Home to at least quarter of a million residents across communities, Dharavi -- spread across around 240 hectares of south-central Mumbai -- houses thousands of small-scale businesses and entrepreneurs from pottery to tailoring units, bakeries and leather goods makers. Within a month of recording its first case on April 1, the number of positive cases had increased to 407; by May 6 the total number of cases in Dharavi was 733, with 21 deaths reported.

In the face of such adversity, a group of 10 young men -- all residents of Dharavi’s Rajiv Gandhi Nagar -- are trying to make sure that people do not go hungry. The group, which calls itself Dharavi Boys over social media platforms, consists of college students who pooled money to support a handful of families in dire need of food. Soon, donations began to pour in through their extended networks of friends, and two days ago, they set up a Feed Dharavi campaign on crowdfunding site, Ketto. Till date, they have been able to support at least 100 families. They have their own Twitter handle: @DharaviBoys, with 13 followers at present. Their feed, however, is replete with messages of thanks to those who have donated money for their initiative.

On May 1, the day they set up the account, they tweeted:

“The lockdown has been extended. For us, the news is clear: more days without work and food. We want YOU to reach out to the people of Dharavi. Please help our families with at least basic food supplies. #dharavi #mumbai #india #COVID19 #corona #coronavirusindia”

Stanley Anto, a social worker based in Kalamboli, Navi Mumbai, offered support to the group; within a day of setting up the account on Twitter, they also released a poster: “For as little as Rs. 1720, you can help us provide at least a month’s supply of food rations to a needy family. Please reach out to us if you can help!”

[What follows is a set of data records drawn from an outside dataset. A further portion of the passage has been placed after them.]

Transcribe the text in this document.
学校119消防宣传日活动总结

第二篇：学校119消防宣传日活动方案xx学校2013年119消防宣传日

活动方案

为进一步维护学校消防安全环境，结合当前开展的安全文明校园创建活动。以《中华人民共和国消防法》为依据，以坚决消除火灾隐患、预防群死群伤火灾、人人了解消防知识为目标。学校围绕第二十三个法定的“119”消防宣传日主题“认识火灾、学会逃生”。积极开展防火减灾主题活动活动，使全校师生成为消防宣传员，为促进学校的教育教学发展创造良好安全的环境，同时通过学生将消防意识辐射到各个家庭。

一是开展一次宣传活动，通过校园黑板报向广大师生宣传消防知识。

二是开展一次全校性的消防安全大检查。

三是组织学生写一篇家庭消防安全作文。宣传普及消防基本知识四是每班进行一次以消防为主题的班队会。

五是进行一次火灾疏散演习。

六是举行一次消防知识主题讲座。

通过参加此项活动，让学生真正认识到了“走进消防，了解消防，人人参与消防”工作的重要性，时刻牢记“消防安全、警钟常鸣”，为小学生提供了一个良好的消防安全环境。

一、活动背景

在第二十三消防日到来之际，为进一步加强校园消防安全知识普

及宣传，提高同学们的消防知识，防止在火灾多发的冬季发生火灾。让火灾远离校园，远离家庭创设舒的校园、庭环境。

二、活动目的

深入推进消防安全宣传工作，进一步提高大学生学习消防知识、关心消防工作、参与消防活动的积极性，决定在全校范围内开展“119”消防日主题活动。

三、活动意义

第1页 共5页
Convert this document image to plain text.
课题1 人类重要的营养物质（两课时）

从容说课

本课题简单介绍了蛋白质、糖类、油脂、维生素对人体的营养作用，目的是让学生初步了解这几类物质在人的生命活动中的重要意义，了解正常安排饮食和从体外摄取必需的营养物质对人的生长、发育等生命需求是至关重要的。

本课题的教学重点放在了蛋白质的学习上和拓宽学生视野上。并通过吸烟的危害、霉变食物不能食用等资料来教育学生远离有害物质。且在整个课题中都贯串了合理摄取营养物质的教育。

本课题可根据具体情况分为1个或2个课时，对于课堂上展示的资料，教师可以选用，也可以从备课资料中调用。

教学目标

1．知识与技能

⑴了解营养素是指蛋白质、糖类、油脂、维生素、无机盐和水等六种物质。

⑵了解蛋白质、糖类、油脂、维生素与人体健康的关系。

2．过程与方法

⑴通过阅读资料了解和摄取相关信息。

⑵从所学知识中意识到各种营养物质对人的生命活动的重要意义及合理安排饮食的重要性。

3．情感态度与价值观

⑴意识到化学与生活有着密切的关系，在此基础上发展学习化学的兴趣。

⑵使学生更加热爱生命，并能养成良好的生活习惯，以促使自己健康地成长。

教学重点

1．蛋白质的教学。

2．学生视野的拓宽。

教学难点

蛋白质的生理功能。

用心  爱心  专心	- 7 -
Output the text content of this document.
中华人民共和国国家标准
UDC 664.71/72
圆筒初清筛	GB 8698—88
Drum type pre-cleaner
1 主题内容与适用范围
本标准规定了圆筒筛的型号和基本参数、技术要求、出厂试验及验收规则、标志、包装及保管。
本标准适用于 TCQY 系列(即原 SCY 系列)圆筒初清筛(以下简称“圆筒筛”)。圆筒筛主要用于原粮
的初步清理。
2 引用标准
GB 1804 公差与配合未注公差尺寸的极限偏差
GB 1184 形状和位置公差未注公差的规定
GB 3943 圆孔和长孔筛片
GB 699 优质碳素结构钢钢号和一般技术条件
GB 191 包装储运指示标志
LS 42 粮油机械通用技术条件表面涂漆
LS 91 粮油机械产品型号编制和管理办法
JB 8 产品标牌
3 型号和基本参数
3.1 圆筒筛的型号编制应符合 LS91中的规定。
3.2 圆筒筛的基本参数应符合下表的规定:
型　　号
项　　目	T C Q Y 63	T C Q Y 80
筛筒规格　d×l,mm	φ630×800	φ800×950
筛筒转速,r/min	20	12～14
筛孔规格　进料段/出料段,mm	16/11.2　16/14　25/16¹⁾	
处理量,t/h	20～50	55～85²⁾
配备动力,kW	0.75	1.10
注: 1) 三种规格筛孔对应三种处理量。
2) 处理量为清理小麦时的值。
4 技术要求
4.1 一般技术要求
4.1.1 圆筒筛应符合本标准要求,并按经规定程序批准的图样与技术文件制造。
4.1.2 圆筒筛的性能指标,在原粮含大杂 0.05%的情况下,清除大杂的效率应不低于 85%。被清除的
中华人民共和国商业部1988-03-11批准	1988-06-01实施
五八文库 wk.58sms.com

Less than a week old, the feed regularly posts the contributions it has received, as well as the food rations it has distributed till now. A family living in the United States contributed Rs 40,000; another young boy in Pune broke his piggy bank to donate a sum.

“We began this #feedDharavi campaign because when we saw families around us struggling, we just couldn’t sit back and watch. With the little we had, we only managed to feed a few.And we thought that it would be the end of our efforts. Then, Stanley sir came to our aid and helped us feed more families. And just like us, he wasn’t satisfied. So, he roped in his friends and family and together, we fed a few more,” their twitter feed read on May 4.

“Almost all people in these slums are daily wage earners and not going to work for so long means they have absolutely no money and hence cannot buy food. As young students, we thought of doing something for people from our own locality and hence decided to pool some resources,” said Vikas Jaiswar, a 24-year-old who graduated with an engineering degree from a Navi Mumbai college last year.

The group, which claims to not belong to any political or religious organisation but a “informal group of youngsters” called the Friendly Life Youth Group, has tied up with local traders who arrange for the supplies which includes rice, flour, oil, salt and sugar.

However, as the cases rise, the young men are also facing several difficulties in their work. “A couple from our locality who was providing similar help caught the virus and they are in the hospital. We are all very scared when we go out but we take adequate precautions and use masks, sanitisers and gloves in the whole process,” Jaiswar added.